I bought Chris Cornell’s first solo album. Euphoria Mourning, indeed.


The weight of a death.

My father, spending too much money on folk albums, on books about Antarctic expeditions. We could talk him into a little something extra, for us.

The last email my dad ever sent me was about a site he’d discovered called squirrelmusic. We were to watch Monty Python’s Flying Circus soon. We used to rent the VHS movies and sketch compilations, and now we had the DVD set. Ordered from the internet.

Ah, the internet. Did we not yet know this was the end?

11 years between deaths, there are aftershocks. I walked through Hastings. Why am I crying?

Why am I crying?

Sometimes, death announces its schedule. Sometimes, it arrives on a cold evening, at midnight. Sometimes, it is a phone call and a wail, and sometimes it is a press release. This is it. We’re done.

A heart doesn’t know its shape until it has a void to fill.

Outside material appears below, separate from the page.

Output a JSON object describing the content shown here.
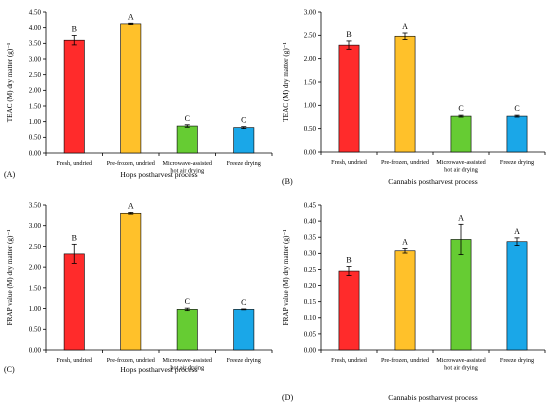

All these people with carts fill of discounted merchandise, picking over the detritus of another retail death knell, gleeful at 70% off and talking of Christmas and dissatisfaction when they thought there would be more of one item or another. Buzzards.

I circle around the store like a mother panther. Protective. Anxious. Snarling at the thought of one more fond memory snatched away. I have lost so much in eleven years. My father, my health, and now… I am exhausted and staring at empty shelves with price tags.

It’s not even the same building anymore. They moved locations, tried new things, added a café. The place we spent so many afternoons and evenings browsing is now a Dollar Tree. Sometimes, in the wrapping paper aisle, I remember there used to be magazines. The floor still creaks in the same way.

Move buildings, move houses, create a family, lose your family, try something new. Persist.

Sometimes it doesn’t work.

Hastings was a thread.

How does it feel to hoard art that makes your heart whole? Difficult.